A King's Ransom

Can I prove that Richard suffered from PTSD? Of course not. It is challenging even to attempt to reconstruct the physical outlines of a medieval life; it would be impossible to map a man’s interior world. But we know enough about PTSD and the human psyche now to recognize how difficult captivity would have been for a proud, willful, hot-tempered king like Richard.

 

We all hold certain basic assumptions that allow us to find order in the midst of chaos, and the shattering of those assumptions can be devastating. The risk of PTSD is much higher if the traumatic event is sudden, unpredictable, of long duration, involves a serious risk to life or personal safety, and the person feels powerless. For fifteen months, Richard was balanced on the crumbling edge of a cliff, knowing that Heinrich was quite capable of turning him over to the French king, a fate truly worse than death, and, indeed, Heinrich played masterfully upon this fear. The emperor only overreached himself at the end, with that eleventh-hour double cross at Mainz, and even then Heinrich still managed to extort one final concession, the forced homage that shamed Richard to the depths of his soul. For a crusader king, his ordeal must have seemed utterly inexplicable. How could he not question why God had let this happen? And how could those questions not erode the foundations of his faith?

 

Did his imprisonment leave psychic scars? Well, his temper became even more combustible after his captivity. He was less inclined to pardon. His relationship with his wife had seemed amicable enough when they were in the Holy Land, but deteriorated dramatically upon his return from Germany, as often happens with PTSD. Despite a love of pomp and pageantry, he had to be coaxed into the crown-wearing ceremony and his Christmas courts were surprisingly low-key. And his hatred for the French king was all-consuming. If seen in isolation, these actions may not seem meaningful. Seen as a pattern of behavior, they reveal a man haunted by memories he could neither understand nor escape.

 

There has been some confusion among medieval chroniclers as to the identity of the man who shot Richard at the siege of Chalus. The usually reliable Roger de Hoveden was less so when he wrote of affairs in Aquitaine and the Limousin, for he had to depend upon secondhand accounts and rumors. The best sources for the events at Chalus are Ralph de Coggeshall, who seems to have had an eyewitness to Richard’s last days, probably the Abbot of Le Pin, and Bernard Itier, the librarian of Saint-Martial, a monastery less than twenty miles from Chalus. It is from Bernard Itier that we learn there were only two knights and thirty-eight people within the castle at the time of the siege.
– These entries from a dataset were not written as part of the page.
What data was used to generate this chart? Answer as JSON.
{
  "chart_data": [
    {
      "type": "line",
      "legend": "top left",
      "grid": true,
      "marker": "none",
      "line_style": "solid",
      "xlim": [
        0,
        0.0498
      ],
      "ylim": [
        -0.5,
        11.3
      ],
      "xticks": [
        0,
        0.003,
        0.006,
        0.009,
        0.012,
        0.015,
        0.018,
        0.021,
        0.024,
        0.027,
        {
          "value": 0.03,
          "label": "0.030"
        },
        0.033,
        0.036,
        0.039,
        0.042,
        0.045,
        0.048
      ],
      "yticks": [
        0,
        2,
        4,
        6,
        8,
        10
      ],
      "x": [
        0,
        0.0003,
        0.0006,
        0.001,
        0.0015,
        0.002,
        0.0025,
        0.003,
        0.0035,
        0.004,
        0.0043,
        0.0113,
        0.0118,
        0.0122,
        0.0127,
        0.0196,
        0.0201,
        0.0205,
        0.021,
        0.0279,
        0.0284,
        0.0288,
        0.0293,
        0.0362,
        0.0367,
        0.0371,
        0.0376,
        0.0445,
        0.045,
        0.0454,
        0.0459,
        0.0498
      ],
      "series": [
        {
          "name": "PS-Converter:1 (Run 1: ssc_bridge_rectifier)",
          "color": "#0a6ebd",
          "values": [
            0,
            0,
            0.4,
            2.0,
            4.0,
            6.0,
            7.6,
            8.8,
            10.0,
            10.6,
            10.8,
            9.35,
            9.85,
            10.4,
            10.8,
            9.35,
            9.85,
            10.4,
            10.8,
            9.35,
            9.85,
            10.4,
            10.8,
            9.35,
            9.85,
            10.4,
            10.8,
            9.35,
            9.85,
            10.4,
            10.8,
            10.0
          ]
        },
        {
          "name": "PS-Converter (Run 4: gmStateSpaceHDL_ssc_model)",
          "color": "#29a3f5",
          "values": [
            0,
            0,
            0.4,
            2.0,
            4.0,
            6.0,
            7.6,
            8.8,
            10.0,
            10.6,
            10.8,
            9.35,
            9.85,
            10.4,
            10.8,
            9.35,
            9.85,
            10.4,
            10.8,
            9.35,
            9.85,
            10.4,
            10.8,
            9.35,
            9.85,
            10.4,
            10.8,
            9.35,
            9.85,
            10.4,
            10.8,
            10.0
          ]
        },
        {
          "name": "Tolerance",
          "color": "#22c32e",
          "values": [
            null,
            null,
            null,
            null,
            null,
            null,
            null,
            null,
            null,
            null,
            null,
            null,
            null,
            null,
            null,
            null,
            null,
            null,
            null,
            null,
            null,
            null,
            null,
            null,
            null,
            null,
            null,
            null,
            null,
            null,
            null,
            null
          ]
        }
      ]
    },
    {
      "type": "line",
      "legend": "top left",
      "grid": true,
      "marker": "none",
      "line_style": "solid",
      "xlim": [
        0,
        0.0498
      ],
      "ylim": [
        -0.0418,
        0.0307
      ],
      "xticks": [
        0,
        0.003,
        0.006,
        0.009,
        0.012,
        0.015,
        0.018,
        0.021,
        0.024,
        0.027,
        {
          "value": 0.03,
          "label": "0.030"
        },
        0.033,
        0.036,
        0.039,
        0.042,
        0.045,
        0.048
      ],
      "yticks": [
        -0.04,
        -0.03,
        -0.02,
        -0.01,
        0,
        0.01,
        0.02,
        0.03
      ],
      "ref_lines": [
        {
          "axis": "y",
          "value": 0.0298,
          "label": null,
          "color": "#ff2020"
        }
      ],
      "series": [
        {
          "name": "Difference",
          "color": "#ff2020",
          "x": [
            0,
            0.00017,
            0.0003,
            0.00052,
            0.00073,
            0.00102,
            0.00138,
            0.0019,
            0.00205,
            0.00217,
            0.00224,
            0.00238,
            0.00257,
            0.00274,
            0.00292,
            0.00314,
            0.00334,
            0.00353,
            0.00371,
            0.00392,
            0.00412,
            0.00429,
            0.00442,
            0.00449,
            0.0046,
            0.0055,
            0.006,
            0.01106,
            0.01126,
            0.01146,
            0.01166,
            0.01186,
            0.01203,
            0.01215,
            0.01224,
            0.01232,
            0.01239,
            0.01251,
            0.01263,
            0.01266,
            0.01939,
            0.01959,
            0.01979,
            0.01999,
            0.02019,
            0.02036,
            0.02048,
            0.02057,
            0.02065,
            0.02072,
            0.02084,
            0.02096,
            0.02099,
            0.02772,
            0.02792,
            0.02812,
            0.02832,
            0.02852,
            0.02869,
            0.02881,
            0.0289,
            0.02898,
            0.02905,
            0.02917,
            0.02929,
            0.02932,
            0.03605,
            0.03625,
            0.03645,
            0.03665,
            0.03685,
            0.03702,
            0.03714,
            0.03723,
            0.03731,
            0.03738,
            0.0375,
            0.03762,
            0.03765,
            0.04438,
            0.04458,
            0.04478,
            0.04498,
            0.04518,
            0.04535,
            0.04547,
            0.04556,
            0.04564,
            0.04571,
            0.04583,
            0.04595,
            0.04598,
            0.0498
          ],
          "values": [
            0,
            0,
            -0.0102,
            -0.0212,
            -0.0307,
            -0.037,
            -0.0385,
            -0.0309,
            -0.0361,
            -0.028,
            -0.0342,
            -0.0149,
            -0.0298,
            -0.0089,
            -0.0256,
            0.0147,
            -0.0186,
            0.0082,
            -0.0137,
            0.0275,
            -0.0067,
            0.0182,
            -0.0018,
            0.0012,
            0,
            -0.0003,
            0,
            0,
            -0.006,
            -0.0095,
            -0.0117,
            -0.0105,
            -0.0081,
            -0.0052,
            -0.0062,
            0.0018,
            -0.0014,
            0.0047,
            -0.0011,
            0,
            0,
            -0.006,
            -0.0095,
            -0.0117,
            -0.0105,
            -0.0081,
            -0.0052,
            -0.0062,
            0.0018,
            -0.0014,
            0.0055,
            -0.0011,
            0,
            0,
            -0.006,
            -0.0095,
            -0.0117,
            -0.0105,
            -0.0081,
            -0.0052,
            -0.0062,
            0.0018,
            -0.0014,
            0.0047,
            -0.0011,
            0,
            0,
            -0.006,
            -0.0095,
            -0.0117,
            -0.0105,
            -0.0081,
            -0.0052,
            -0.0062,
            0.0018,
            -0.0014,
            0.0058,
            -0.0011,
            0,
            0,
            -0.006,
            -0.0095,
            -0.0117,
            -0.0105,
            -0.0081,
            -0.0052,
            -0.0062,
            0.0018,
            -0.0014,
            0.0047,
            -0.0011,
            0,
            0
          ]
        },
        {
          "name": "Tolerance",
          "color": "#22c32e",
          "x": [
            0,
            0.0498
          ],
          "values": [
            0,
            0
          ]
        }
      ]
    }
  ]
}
He identified the crossbowman as Peire Basile, a local knight from the Limousin, but he said nothing of the fate of Peire Basile or the castle garrison.

 

Roger de Hoveden is the only chronicler who reported that Richard ordered the hanging of the castle garrison and that Mercadier disregarded Richard’s pardon of Peire Basile and “after the king’s death, first flaying him alive, had him hanged.” This has been the accepted story, one I’d never thought to question. But then I found Histoire de Chalus et sa région, by Paul Patier, and was taken aback to learn that the author is convinced Peire Basile was not flayed alive. He cites a charter dated June 6, 1239, as proof that Peire Basile survived for years after the fall of Chalus. Is he right? I do not know; he himself admits that the Peire Basile mentioned in this charter is “très probablement” the same Peire Basile whose crossbow bolt killed Richard. I decided that “very probably” was not enough to rewrite history. The author also contends that the other knight taken at Chalus, Peire Brun, was later permitted to reclaim his castle at Montbrun. If this is true, it would mean that the Chalus garrison were not hanged, either, and Roger de Hoveden’s account was merely a rumor that he’d found credible. I would like to believe he was in error, that Peire Basile was spared such an agonizing death at Mercadier’s order. But until a French historian decides to do some serious research about Richard’s death and the fate of the men captured at Chalus, I can only accept the “traditional” account by Roger de Hoveden, perhaps with an asterisk added.